Bu filmlerde, iki karakterin hırsı dışında, sadakatleri de test edilir. Newland’ın May ve Olenska’ya, Henry’nin ise ‘dostlarına’. Newland, Olenska’yı May’e tercih edip May’i bırakmayı planlıyordur, fakat May’in hamile olduğunu öğrenince bundan vazgeçmek zorunda kalır. Aynı şekilde, daima birbirine sadık kalan dostlar, aralarından birinin öldürülmesi sonrasında kendilerinin ve yakınlarının hayatlarının tehlikede olduğunu sezerek, kendi çıkarlarına konsantre olup birbirlerine ihanet etmek zorunda kalırlar. Hem Newland, hem de Henry, ailelerinin mutluluğu ve güvenliği için, faaliyetlerini bitirip durulmak zorunda kalırlar. Problem karşısında kime sadık kalacaklarını doğru seçerek aslında ikisi de bilgelik gösterirler.
New York
Bu filmlerde farklı ama benzer olan bir eleman ise bu iki karakterin sosyal sınıflarıdır. Newland, New York yüksek sosyetesine aittir. Ne kadar onların geleneklerini, tutumlarını eleştirse de, bütün hayatı bu sosyetenin etrafında döner; belli davetlere gider, belli insanlarla etkileşimde bulunur. Yetişkinliğe adıma attıktan sonra yaşayacağı hayat, izleyeceği yol bellidir. İyi bir iş bulup, evlenip çocuk sahibi olduktan sonra, ailesine yakın bir hayat sürdürmelidir. Bu hayat farklı lükslerle çevrili olsa da, aslında oldukça sıradan ve hatta boştur. Bu yüzden Henry’nin, işçi sınıfı bir aileden katıldığı mafya hayatına çok benzer. Onlar da benzer geleneklere sahiptir ve ne kadar zengin olurlarsa olsun, boş bir hayat sürdürürler. Her gece aynı yere gidip her sabah aynı işi yaparlar. Ve bu iki grup da bir bakıma New York’u yönetir. Yüksek sosyete bir bakıma bir aristokrasi oluşturur ve şehrin soylularını zenginlerini bir araya getirir. Mafya ise, polisi, yargıçları, işletmeleri kontrol eder. Mafyanın faaliyeti ne kadar daha yasa dışı olsa da, bu faaliyetin sonucu, sosyeteninki ile aynıdır. Bu iki grup da, fazlasıyla güç sahibidir. Fakat bu iki grubu bu kadar güçlü yapan, sadece faaliyetleri değil, bu faaliyetleri nerede sürdürdükleridir. Birçok Martin Scorsese filminde olduğu gibi bu filmlerde de, New York şehri çok önemli bir yan karakterdir. Masumiyet Yaşı, 1870’lerde geçer ve bu dönemde, Amerika Birleşik Devletlerinin en zenginleri, tabii ki New York’ta yaşar. Sıkı Dostlar’ın hikayesi ise, 1955-1980 yılları arasında geçmektedir ve bu dönemde, Henry Hill’in mafyasının bir parçası olduğu Cosa Nostra, New York’u esip kavurmaktadır. İki filmde de şehri çok görmesek bile, Scorsese’nin bağrında doğup büyüdüğü New York, iki hikayenin de vazgeçilmez bir parçasıdır.
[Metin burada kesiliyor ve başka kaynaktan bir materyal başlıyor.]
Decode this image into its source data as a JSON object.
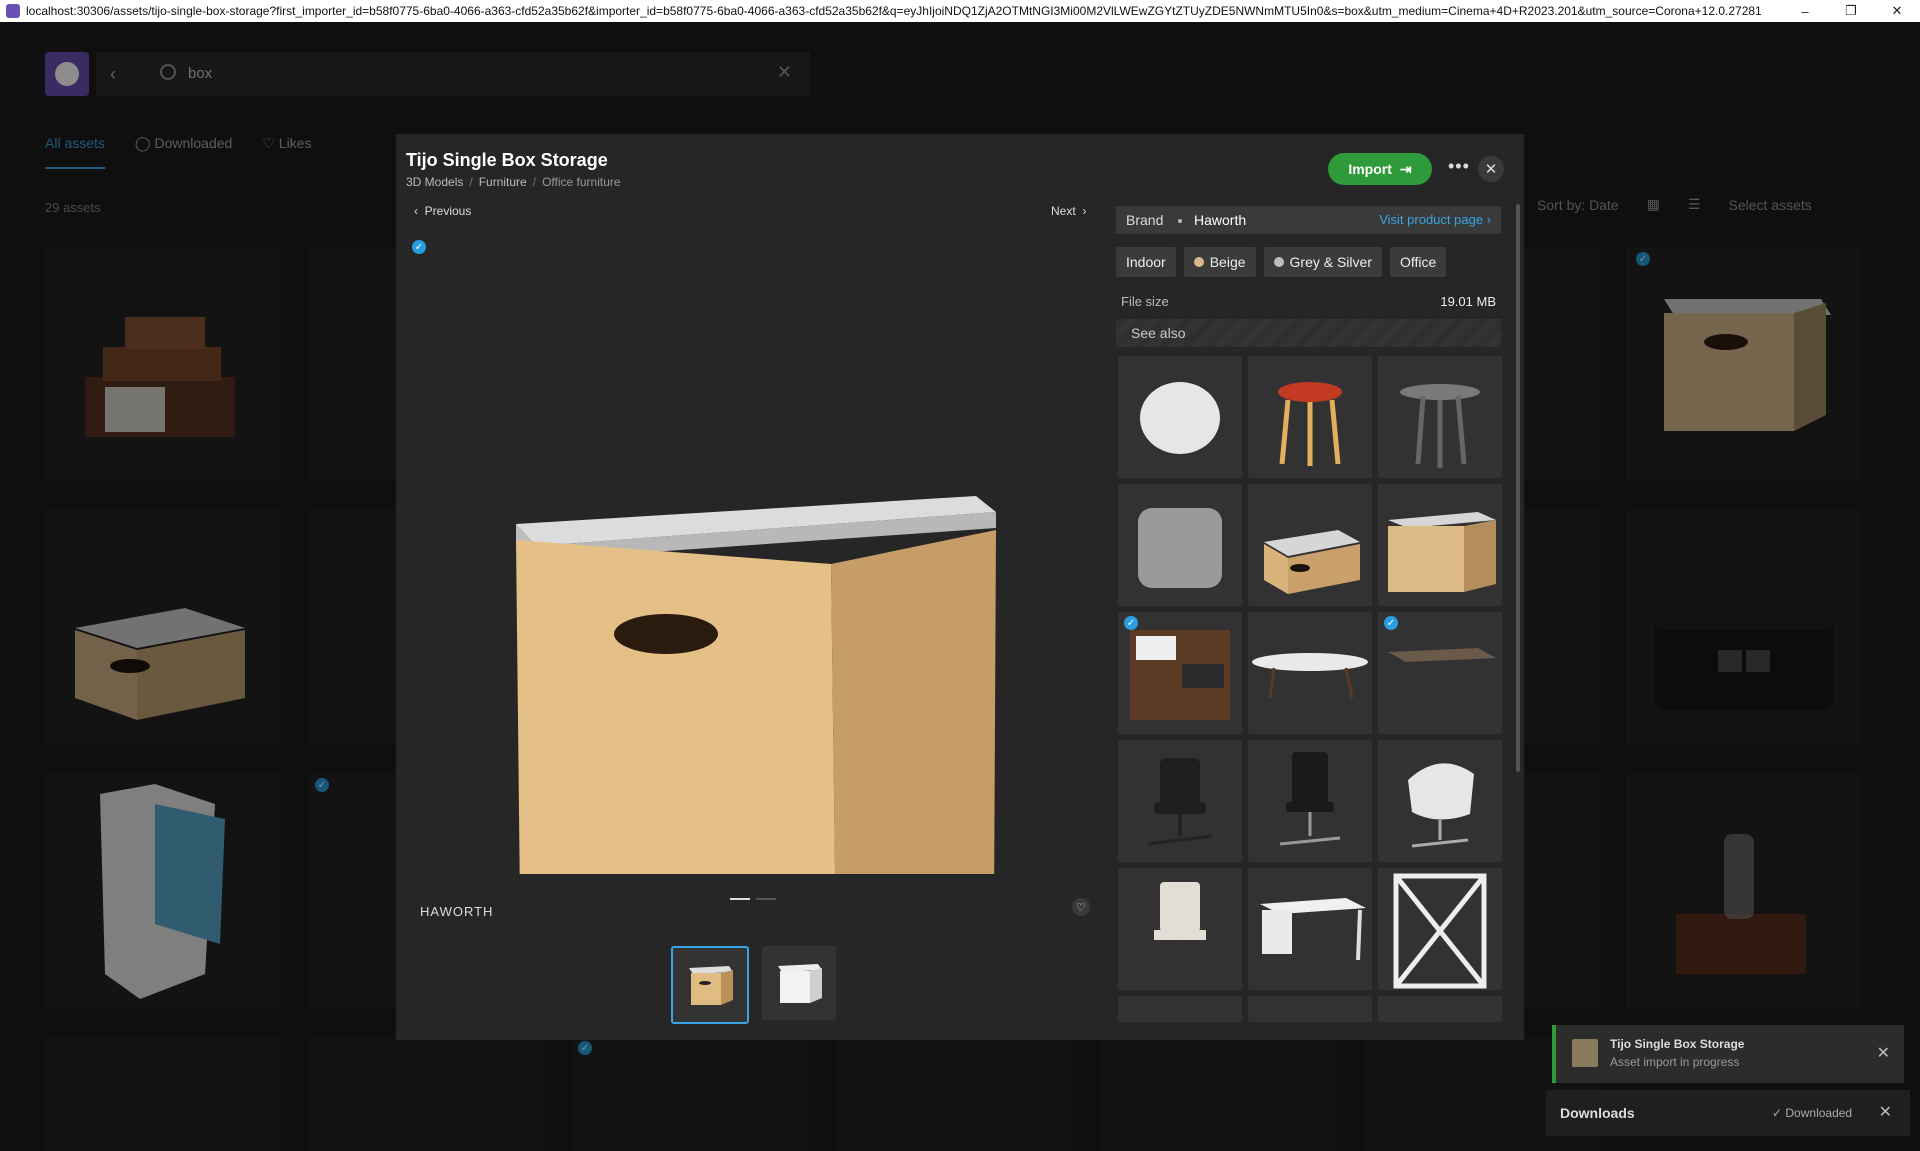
{
  "window": {
    "url": "localhost:30306/assets/tijo-single-box-storage?first_importer_id=b58f0775-6ba0-4066-a363-cfd52a35b62f&importer_id=b58f0775-6ba0-4066-a363-cfd52a35b62f&q=eyJhIjoiNDQ1ZjA2OTMtNGI3Mi00M2VlLWEwZGYtZTUyZDE5NWNmMTU5In0&s=box&utm_medium=Cinema+4D+R2023.201&utm_source=Corona+12.0.27281",
    "minimize": "–",
    "maximize": "❐",
    "close": "✕"
  },
  "search": {
    "value": "box",
    "back": "‹",
    "clear": "✕"
  },
  "tabs": [
    {
      "label": "All assets"
    },
    {
      "label": "Downloaded"
    },
    {
      "label": "Likes"
    }
  ],
  "asset_count": "29 assets",
  "sort": {
    "label": "Sort by: Date",
    "select": "Select assets"
  },
  "modal": {
    "title": "Tijo Single Box Storage",
    "breadcrumb": [
      "3D Models",
      "Furniture",
      "Office furniture"
    ],
    "import_label": "Import",
    "more": "•••",
    "close": "✕",
    "previous": "Previous",
    "next": "Next",
    "brand_mark": "HAWORTH",
    "like": "♡",
    "brand_label": "Brand",
    "brand_value": "Haworth",
    "product_link": "Visit product page ›",
    "tags": [
      {
        "label": "Indoor",
        "swatch": ""
      },
      {
        "label": "Beige",
        "swatch": "#d9b98a"
      },
      {
        "label": "Grey & Silver",
        "swatch": "#bdbdbd"
      },
      {
        "label": "Office",
        "swatch": ""
      }
    ],
    "file_size_label": "File size",
    "file_size_value": "19.01 MB",
    "see_also": "See also",
    "see_also_items": [
      "vase",
      "stool",
      "side-table",
      "pouf",
      "box-storage",
      "box-storage",
      "bookshelf",
      "coffee-table",
      "desk",
      "office-chair",
      "office-chair",
      "lounge-chair",
      "office-chair",
      "desk",
      "shelf"
    ]
  },
  "toast": {
    "title": "Tijo Single Box Storage",
    "status": "Asset import in progress",
    "close": "✕"
  },
  "downloads": {
    "title": "Downloads",
    "status": "✓ Downloaded",
    "close": "✕"
  },
  "colors": {
    "accent": "#3aa3e3",
    "import": "#2e9a3a",
    "brand": "#6a4fb5"
  }
}
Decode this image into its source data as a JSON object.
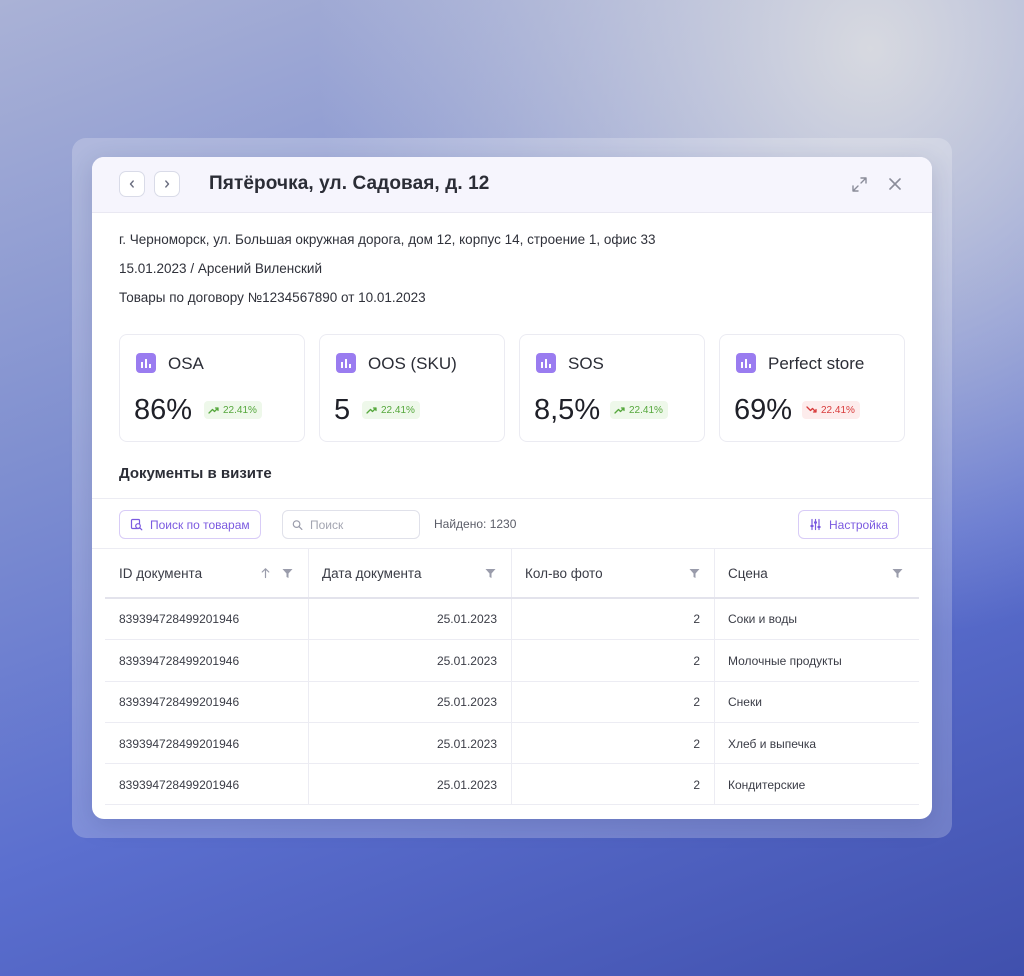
{
  "modal": {
    "title": "Пятёрочка, ул. Садовая, д. 12",
    "address": "г. Черноморск, ул. Большая окружная дорога, дом 12, корпус 14, строение 1, офис 33",
    "visit": "15.01.2023 / Арсений Виленский",
    "contract": "Товары по договору №1234567890 от 10.01.2023"
  },
  "metrics": [
    {
      "name": "OSA",
      "value": "86%",
      "change": "22.41%",
      "trend": "up"
    },
    {
      "name": "OOS (SKU)",
      "value": "5",
      "change": "22.41%",
      "trend": "up"
    },
    {
      "name": "SOS",
      "value": "8,5%",
      "change": "22.41%",
      "trend": "up"
    },
    {
      "name": "Perfect store",
      "value": "69%",
      "change": "22.41%",
      "trend": "down"
    }
  ],
  "documents": {
    "section_title": "Документы в визите",
    "search_products_label": "Поиск по товарам",
    "search_placeholder": "Поиск",
    "found_label": "Найдено: 1230",
    "settings_label": "Настройка",
    "columns": [
      "ID документа",
      "Дата документа",
      "Кол-во фото",
      "Сцена"
    ],
    "rows": [
      [
        "839394728499201946",
        "25.01.2023",
        "2",
        "Соки и воды"
      ],
      [
        "839394728499201946",
        "25.01.2023",
        "2",
        "Молочные продукты"
      ],
      [
        "839394728499201946",
        "25.01.2023",
        "2",
        "Снеки"
      ],
      [
        "839394728499201946",
        "25.01.2023",
        "2",
        "Хлеб и выпечка"
      ],
      [
        "839394728499201946",
        "25.01.2023",
        "2",
        "Кондитерские"
      ]
    ]
  },
  "colors": {
    "accent": "#7b5ae0",
    "trend_up": "#55a73c",
    "trend_down": "#d83b3b"
  }
}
Masumiyet Yaşı sadece basit bir aşk üçgeni hakkında değildir. Toplumsal baskının bize yaşattığı zorlukları ve yeri geldiğinde fedakarlığın önemini anlatır. Sıkı Dostlar sadece bir gangsterin hikayesini anlatmakla kalmaz aynı zamanda sadakati de anlatır. Suç dünyasındaki kaçınılmaz riski ve bu dünyanın çirkinliğini anlatır. Bu iki film de bize, aynı adımları kullanarak, farklı hikayeler aracılığı ile aynı hayat derslerini verir. Scorsese ve ekibinin amacı da budur. Taksi Şoförü’nde yalnızlığın anlatıldığı gibi, İrlandalı’da siyasetin gizli yüzünün gösterildiği gibi, bu iki film sayesinde Scorsese izleyiciye, fedakarlığın ve sadakatin önemini ve hayatın öngörülemezliğini anlatıyor ve çoğumuzun pek aşina olmadığı bu dünyalara perde açıyor.